I made my way to the laundry room to find my sweatpants because it is just going to be one of those days. Sweat pants are still in the washer. Put them in the dryer and wait. While there, I let the dog out of her crate into the backyard and went to my room to brush my hair and put on some deodorant. The essentials.
My sister walks in the door. Sensing a moment of peace and tranquility, she says to Avery, “Wow, it seems like you guys are being really good for your mom.”
Avery looks at her, very serious-like and says, “Lulu, we’re not.”
Meanwhile, Avery must have let the dog back into the house as soon as I’d let her out. There was a massive pile of dog pee on the rug in Everett’s room. My sister must have sensed that my sanity was hanging by a thread. She dutifully cleaned up the pile of pee while I got my sweatpants on.
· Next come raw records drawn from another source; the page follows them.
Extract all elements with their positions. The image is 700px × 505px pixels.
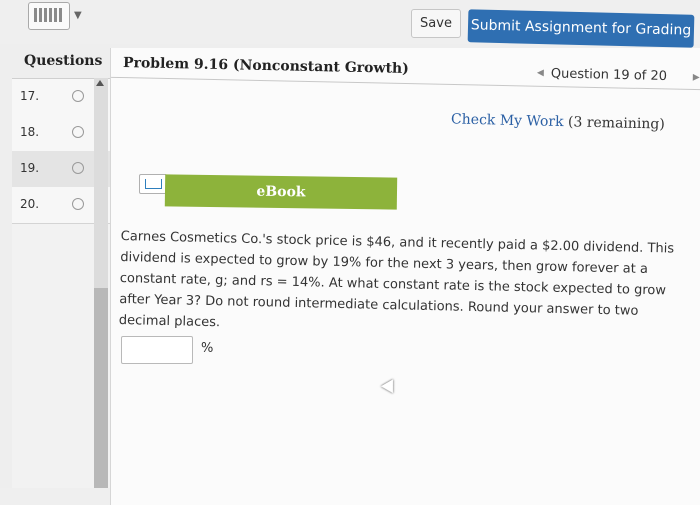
check-my-work-link[interactable]: Check My Work (3 remaining): [451, 111, 665, 132]
save-button[interactable]: Save: [411, 9, 461, 38]
check-my-work-label: Check My Work: [450, 111, 564, 131]
mouse-pointer-icon: [380, 379, 400, 397]
scroll-up-arrow-icon[interactable]: [96, 80, 104, 86]
status-circle-icon: [72, 198, 84, 210]
question-position: Question 19 of 20: [550, 66, 668, 85]
status-circle-icon: [72, 162, 84, 174]
remaining-attempts: (3 remaining): [567, 114, 665, 133]
top-toolbar: ▼ Save Submit Assignment for Grading: [0, 0, 700, 48]
question-number: 18.: [20, 125, 40, 139]
problem-title: Problem 9.16 (Nonconstant Growth): [122, 55, 409, 77]
book-icon[interactable]: [139, 174, 167, 194]
status-circle-icon: [72, 90, 84, 102]
status-circle-icon: [72, 126, 84, 138]
question-number: 17.: [20, 89, 40, 103]
next-question-icon[interactable]: ▶: [693, 73, 700, 83]
chevron-down-icon[interactable]: ▼: [74, 10, 82, 21]
scrollbar-thumb[interactable]: [94, 288, 108, 488]
ebook-button[interactable]: eBook: [164, 174, 398, 210]
questions-header: Questions: [24, 53, 103, 69]
sidebar-footer: [0, 488, 110, 505]
problem-panel: Problem 9.16 (Nonconstant Growth) ◀ Ques…: [110, 48, 700, 505]
question-number: 20.: [20, 197, 40, 211]
question-number: 19.: [20, 161, 40, 175]
question-navigator: ◀ Question 19 of 20 ▶: [537, 66, 700, 84]
previous-question-icon[interactable]: ◀: [537, 68, 544, 78]
answer-input[interactable]: [121, 336, 193, 364]
percent-unit: %: [201, 341, 214, 356]
keyboard-icon[interactable]: [28, 2, 70, 30]
submit-assignment-button[interactable]: Submit Assignment for Grading: [467, 9, 695, 48]
problem-text: Carnes Cosmetics Co.'s stock price is $4…: [118, 228, 675, 331]
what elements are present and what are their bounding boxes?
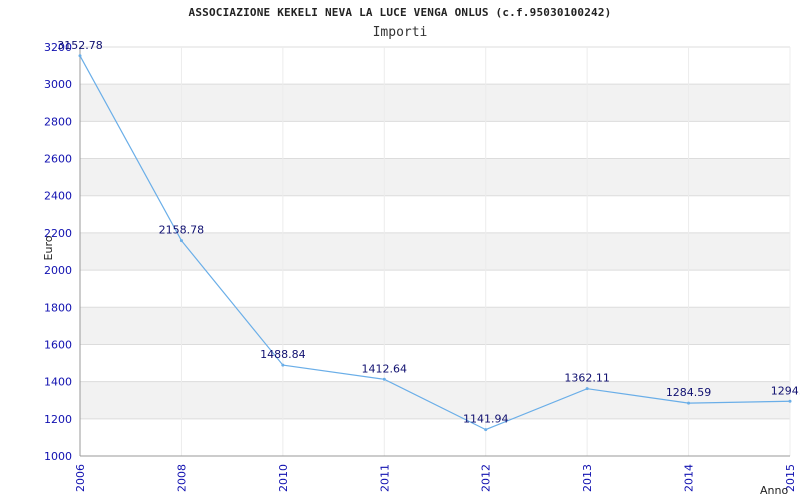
x-tick-label: 2008	[175, 464, 188, 492]
data-point	[585, 387, 589, 391]
data-point	[382, 377, 386, 381]
data-label: 1488.84	[260, 348, 306, 361]
grid-band	[80, 158, 790, 196]
grid-band	[80, 232, 790, 271]
y-tick-label: 1000	[44, 450, 72, 463]
data-point	[484, 428, 488, 432]
x-tick-label: 2006	[74, 464, 87, 492]
y-tick-label: 1800	[44, 301, 72, 314]
grid-band	[80, 307, 790, 345]
data-point	[687, 401, 691, 405]
y-tick-label: 1200	[44, 413, 72, 426]
plot-area: 1000120014001600180020002200240026002800…	[42, 39, 800, 497]
data-label: 1284.59	[666, 386, 712, 399]
x-tick-label: 2010	[277, 464, 290, 492]
data-label: 1294.3	[771, 384, 800, 397]
y-tick-label: 2400	[44, 190, 72, 203]
x-tick-label: 2012	[480, 464, 493, 492]
data-point	[179, 239, 183, 243]
y-tick-label: 2600	[44, 153, 72, 166]
data-label: 1412.64	[362, 362, 408, 375]
data-label: 1362.11	[564, 372, 610, 385]
y-axis-title: Euro	[42, 235, 55, 260]
y-tick-label: 2000	[44, 264, 72, 277]
data-label: 3152.78	[57, 39, 103, 52]
y-tick-label: 2800	[44, 115, 72, 128]
grid-band	[80, 84, 790, 122]
y-tick-label: 1400	[44, 376, 72, 389]
data-label: 2158.78	[159, 224, 205, 237]
data-label: 1141.94	[463, 413, 509, 426]
x-tick-label: 2013	[581, 464, 594, 492]
x-tick-label: 2014	[683, 464, 696, 492]
y-tick-label: 1600	[44, 338, 72, 351]
y-tick-label: 3000	[44, 78, 72, 91]
x-tick-label: 2011	[378, 464, 391, 492]
data-point	[788, 399, 792, 403]
data-point	[78, 54, 82, 58]
chart: ASSOCIAZIONE KEKELI NEVA LA LUCE VENGA O…	[0, 0, 800, 500]
data-point	[281, 363, 285, 367]
x-axis-title: Anno	[760, 484, 788, 497]
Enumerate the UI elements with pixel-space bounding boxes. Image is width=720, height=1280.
She took the kiddos out to swing on the swingset while I finished getting dressed.
I corralled Avery to the car. Backpack. Lunch. Purse. Jacket. Got them all.
We made our way to school, and Avery jibber-jabbered the entire time during car circle. 8:54. I’m almost there. Just make it to 9 a.m.
I gave her kisses, sent her off to school, and I made it to 9 a.m. Thank you, sweet Jesus, for a job where I can work in my sweatpants at Barnie’s and eat my breakfast in peace. And thank you for sisters who clean up dog pee and love on my kiddos.
Just make it to lunch, folks. Or 9 a.m. Or whatever you need to do because sometimes parenting is like the Navy Seals. You do what you gotta do to stay alive.